As far as succession is concerned, Deng was anything but a stickler for conventions. He did not hesitate to violate the most ‘sacred’ norm of the Party in conspiring to and succeeding in the deposing of then HoP, Hua Guofeng, to whom he had sworn allegiance. Not long after, Deng proceeded to depose in quick succession two of his hand-picked successors, Hu Yaobang and Zhao Ziyang, both of whom had made significant contributions to Deng’s own reformist legacy. After the political turmoil of 1989, Deng enthroned Jiang Zemin as the GS and thereafter empowered and groomed Hu Jintao as the successor of his successor, a practice that was not only unprecedented to the Party, but also rarely seen during the 2,000 years of Chinese imperial history
If anything, Deng’s succession practices are inconsistent, reversible, and unconventional. It is hard to imagine that his invention of choosing two successors down the line, a political legacy frequently attributed to him, would actually take hold or evolve into a succession norm. This practice constitutes an unprecedented overreach of Deng’s own power, a prerogative created by and for himself alone, but a significant corrosion of the power of all future HoPs because they would be deprived of the privilege to pick their own immediate successors—an integral part of the power of any ruling autocrat. More importantly, this practice necessarily creates two competing seats of absolute power in the same temporal space whose origins of legitimacy come from two different reigns, a situation that makes the best incubator for power struggles, deposing and dethroning until the supremacy and singularity of absolute power is restored. In this light, the day when a HoP truly abdicates his power to choose his own successor will be the day when the Party is ready to surrender itself to constitutional rule, indeed a harbinger of democratisation, though for now a very distant prospect.
Who Enthroned Xi Jinping?
Did Hu Jintao come to power because the presumed succession norm dictated it or because Jiang Zemin endorsed Deng’s choice of his own volition out of expediency? And who was responsible for the crowning of Xi Jinping?
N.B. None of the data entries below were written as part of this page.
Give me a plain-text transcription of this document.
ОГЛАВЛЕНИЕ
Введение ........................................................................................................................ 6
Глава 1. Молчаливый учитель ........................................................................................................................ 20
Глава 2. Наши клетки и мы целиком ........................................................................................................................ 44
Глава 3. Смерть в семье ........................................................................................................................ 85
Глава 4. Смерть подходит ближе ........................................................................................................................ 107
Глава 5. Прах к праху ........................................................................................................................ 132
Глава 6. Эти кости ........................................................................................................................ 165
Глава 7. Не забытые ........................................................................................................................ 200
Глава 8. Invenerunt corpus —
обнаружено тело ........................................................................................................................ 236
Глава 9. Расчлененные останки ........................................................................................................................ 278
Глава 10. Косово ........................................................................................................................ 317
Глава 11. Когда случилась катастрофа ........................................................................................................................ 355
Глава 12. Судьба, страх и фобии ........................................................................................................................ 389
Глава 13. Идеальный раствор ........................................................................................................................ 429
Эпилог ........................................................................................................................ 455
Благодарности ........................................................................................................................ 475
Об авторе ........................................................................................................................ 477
Was it dictated by Jiang Zemin alone or rather the result of a multilateral power settlement? Disappointingly, no one who knows the answers to these questions would be at liberty to say. The same logic applies to most issues raised above. There is no question that Xi Jinping is, like some of his predecessors, a man of tremendous power of agency. However, to characterise selected discrete past instances as attested precedents, and then to treat any disparity from the perceived precedents as evidence of norm breaking is like calling any change in the climate a violation of the cosmic order. It not only dulls our understanding of the dynamism of power relations at the top of the Party and accords an exaggerated magnitude of power of agency to individual leaders, but also distracts us from paying more attention to other aspects of the operation of the Party where binding norms do exist.